Spark on Yarn: how to quickly avoid a sharp increase in user cache size

Question

Spark on Yarn: how to quickly avoid a sharp increase in user cache size

Hidden user cache seems to be growing rapidly in terms of space usage. I had an HDP 2.3.4 setup that was configured to use local-local, local to individual slave nodes.

The slave drive partition that was configured for local use in instances quickly filled up. I moved the location of the local servers in HDFS to a non-DFS space partition. This helped significantly reduce my application, but it looks like it has moved the problem to a much later stage when my cluster is handling more than 100 million events. At this point, HDFS usage is approaching 90%, with most of the usage coming from a part of DFS other than DFS (so what if there is no replication?).
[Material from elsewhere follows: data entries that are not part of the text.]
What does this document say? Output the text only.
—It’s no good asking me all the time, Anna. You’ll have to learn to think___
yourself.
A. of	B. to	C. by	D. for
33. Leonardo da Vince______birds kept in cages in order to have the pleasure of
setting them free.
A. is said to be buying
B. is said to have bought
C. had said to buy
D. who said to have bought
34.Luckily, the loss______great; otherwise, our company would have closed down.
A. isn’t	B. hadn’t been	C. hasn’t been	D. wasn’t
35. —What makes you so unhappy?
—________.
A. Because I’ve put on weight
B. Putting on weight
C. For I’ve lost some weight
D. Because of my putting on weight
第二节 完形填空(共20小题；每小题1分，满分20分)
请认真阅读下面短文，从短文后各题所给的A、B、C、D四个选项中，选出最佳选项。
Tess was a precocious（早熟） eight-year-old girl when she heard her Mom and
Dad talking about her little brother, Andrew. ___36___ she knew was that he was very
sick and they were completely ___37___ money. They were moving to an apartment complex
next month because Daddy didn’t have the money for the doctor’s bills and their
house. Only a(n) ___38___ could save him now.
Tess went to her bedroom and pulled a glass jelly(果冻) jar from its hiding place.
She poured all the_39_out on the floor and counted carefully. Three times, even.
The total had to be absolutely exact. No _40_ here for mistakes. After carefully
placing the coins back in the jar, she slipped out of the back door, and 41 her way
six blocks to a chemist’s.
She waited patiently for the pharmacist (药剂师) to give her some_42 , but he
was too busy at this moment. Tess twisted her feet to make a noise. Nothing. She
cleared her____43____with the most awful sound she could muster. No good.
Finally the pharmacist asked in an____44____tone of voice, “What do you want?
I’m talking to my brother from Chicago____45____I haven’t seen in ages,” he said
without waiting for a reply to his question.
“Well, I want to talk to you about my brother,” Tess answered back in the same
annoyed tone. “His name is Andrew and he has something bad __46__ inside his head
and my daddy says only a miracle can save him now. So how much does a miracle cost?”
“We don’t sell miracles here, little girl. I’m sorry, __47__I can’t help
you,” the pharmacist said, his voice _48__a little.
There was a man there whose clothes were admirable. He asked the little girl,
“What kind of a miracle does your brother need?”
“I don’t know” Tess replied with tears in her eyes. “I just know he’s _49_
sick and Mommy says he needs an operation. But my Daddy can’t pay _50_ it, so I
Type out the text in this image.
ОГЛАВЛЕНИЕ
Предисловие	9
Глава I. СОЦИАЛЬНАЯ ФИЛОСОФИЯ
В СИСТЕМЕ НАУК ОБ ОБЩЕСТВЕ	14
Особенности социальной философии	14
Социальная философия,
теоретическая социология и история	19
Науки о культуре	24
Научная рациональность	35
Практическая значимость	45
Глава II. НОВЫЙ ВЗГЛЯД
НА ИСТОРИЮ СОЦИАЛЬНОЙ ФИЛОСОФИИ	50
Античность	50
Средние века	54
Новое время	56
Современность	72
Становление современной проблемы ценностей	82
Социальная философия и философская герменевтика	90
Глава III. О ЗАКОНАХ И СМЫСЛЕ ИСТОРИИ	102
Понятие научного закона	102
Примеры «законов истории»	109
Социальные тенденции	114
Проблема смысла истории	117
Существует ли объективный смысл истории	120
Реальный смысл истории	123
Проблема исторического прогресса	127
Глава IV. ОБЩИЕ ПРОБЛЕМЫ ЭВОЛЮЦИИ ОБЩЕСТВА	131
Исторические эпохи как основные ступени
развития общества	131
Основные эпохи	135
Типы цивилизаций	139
This causes all node yarn managers to stop and work to end.

Questions:

Is there a way to increase the speed at which a user cache can quickly expire?
Is adding custom cache to HDFS a good idea?
The use of cache space seems larger than the data that is used for analysis. Could there be any other reasons that can grow quickly?

+6

hadoop yarn apache-spark

Keshi Apr 13 '16 at 7:09

source share

No one has answered this question yet.

See related questions:

4

Oozie / yarn: resource changed on src file system

3

Why does a disk busy jump occur between shutting down and shutting down Spark?

3

Why did Spark decide to do all the work on one node?